I don't think this is the (main) argument against its CSPRNG although it may be one of them. My understanding is the main argument against it is that it's overly complicated by design (e.g. entropy estimation, how it's initialized (especially on Windows)). You could also probably argue that it may be showing its age with its use of SHA1 but you could say the same for the Linux kernel as well.

If you want to look at a userspace CSPRNG done right (or what I believe to be one done right) just take a look at BoringSSL's[1]. In the case where there is a hardware RNG it will create a ChaCha20 instance, keyed with the OS's CSPRNG, and use that ChaCha20 instance to filter the rdrand output (as to not use it directly or xor it). If there isn't a HW RNG then it will just use the OS CSPRNG directly.

There's no entropy estimation, no way to seed it, and by design it's simple and fast. You're correct that the system's CSPRNG may not be fast enough, in fact the BoringSSL dev's mentioned this[2] citing TLS CBC mode. This is probably more a problem on Linux than Windows due to the design of the CSPRNG (Linux's is pretty slow).

So with everything being said I would argue that it's always the correct choice to use the system CSPRNG unless it otherwise can't satisfy your needs. In which case just use BoringSSL then.

As a side note if you really need to generate A LOT of random numbers just use rdrand directly. You should be able to saturate all logical threads generating random numbers with rdrand and the DRNG (digital RNG) should still not run out of entropy.

[1] https://boringssl.googlesource.com/boringssl/+/master/crypto...

[2] https://www.imperialviolet.org/2015/10/17/boringssl.html (under the "Random number generation" section)


> If you want to look at a userspace CSPRNG done right (or what I believe to be one done right) just take a look at BoringSSL's[1].

BoringSSL just uses /dev/urandom directly. It's not a userspace CSPRNG. And as you pointed out, for GNU/Linux systems, it's slow. This is why userspace designs, such as CTR_DRBG, HMAC_DRBG, and Hash_DRBG exist- so you can have a fast userspace CSPRNG with backtracking resistance.

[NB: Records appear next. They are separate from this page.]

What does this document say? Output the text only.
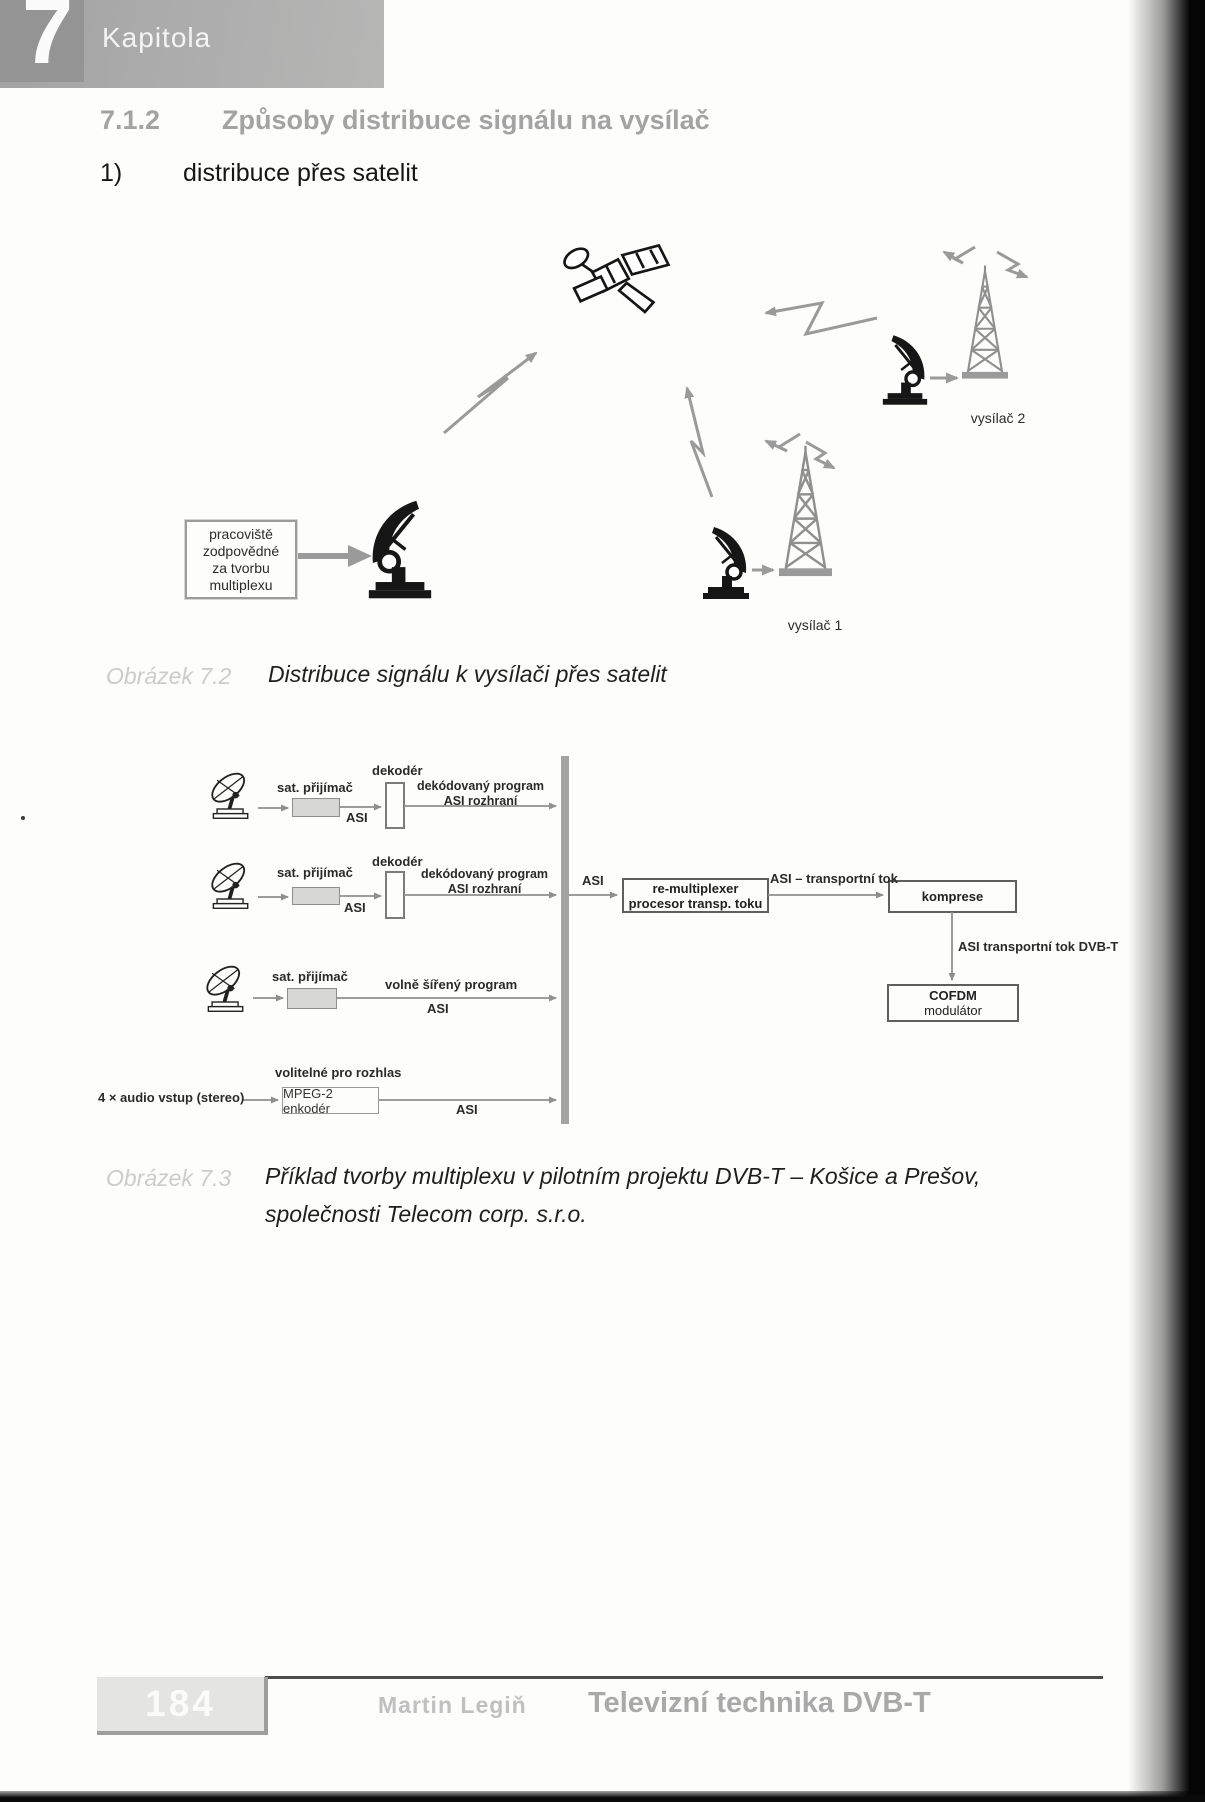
7 Kapitola
7.1.2 Způsoby distribuce signálu na vysílač
1) distribuce přes satelit
pracoviště
zodpovědné
za tvorbu
multiplexu
vysílač 2
vysílač 1
Obrázek 7.2 Distribuce signálu k vysílači přes satelit
sat. přijímač
ASI
dekodér
dekódovaný program
ASI rozhraní
sat. přijímač
ASI
dekodér
dekódovaný program
ASI rozhraní
ASI	re-multiplexer
procesor transp. toku
ASI – transportní tok
komprese
ASI transportní tok DVB-T
COFDM
modulátor
sat. přijímač
volně šířený program
ASI
volitelné pro rozhlas
4 × audio vstup (stereo)	MPEG-2 enkodér	ASI
Obrázek 7.3 Příklad tvorby multiplexu v pilotním projektu DVB-T – Košice a Prešov,
společnosti Telecom corp. s.r.o.
184	Martin Legiň Televizní technika DVB-T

Case in point. On my laptop:

$ pv < /dev/urandom > /dev/null

1.02GB 0:01:20 [13.3MB/s] [ < => ]

$ openssl enc -aes-128-ctr -pass pass:"sHgEOKTB8bo/52eDszkHow==" -nosalt < /dev/zero | pv > /dev/null

2.13GiB 0:00:11 [ 198MiB/s] [ <=> ]

And on a server with AES-NI:

$ pv < /dev/urandom > /dev/null

2.19GiB 0:01:06 [ 20MiB/s] [ <=> ]

$ openssl enc -aes-128-ctr -pass pass:"sHgEOKTB8bo/52eDszkHow==" -nosalt < /dev/zero | pv > /dev/null

31.9GB 0:00:34 [ 953MB/s] [ < => ]

I've seen other hardware with AES-NI that can go north of 2 GiBps, as I already mentioned. Although not backtracking resistant, those are fast userspace CSPRNGs, that are clean in design.

I've designed userspace CSPRNGs that adhere to the NIST SP 800-90A standards. They're seeded from /dev/urandom on every call, and perform much better than relying on /dev/urandom directly. I won't say they're bug free, but if you read and follow the standard (http://csrc.nist.gov/publications/nistpubs/800-90A/SP800-90A...), it's not too terribly difficult to get correct, and PHP, Perl, Python, Ruby, and other interpreted languages can outperform the kernelspace CSPRNG.


> BoringSSL just uses /dev/urandom directly.

Only if there's no hardware RNG support which I admit can happen (it's not perfect, I freely admit that). I suspect that for Google's use on their servers it's a non-issue (assuming where they use it and need the high(er) speed stuff they'll always have rdrand support). If there is rdrand support then it will only reseed from /dev/urandom after every 1MB (or 1024 calls) of generated random data (per thread).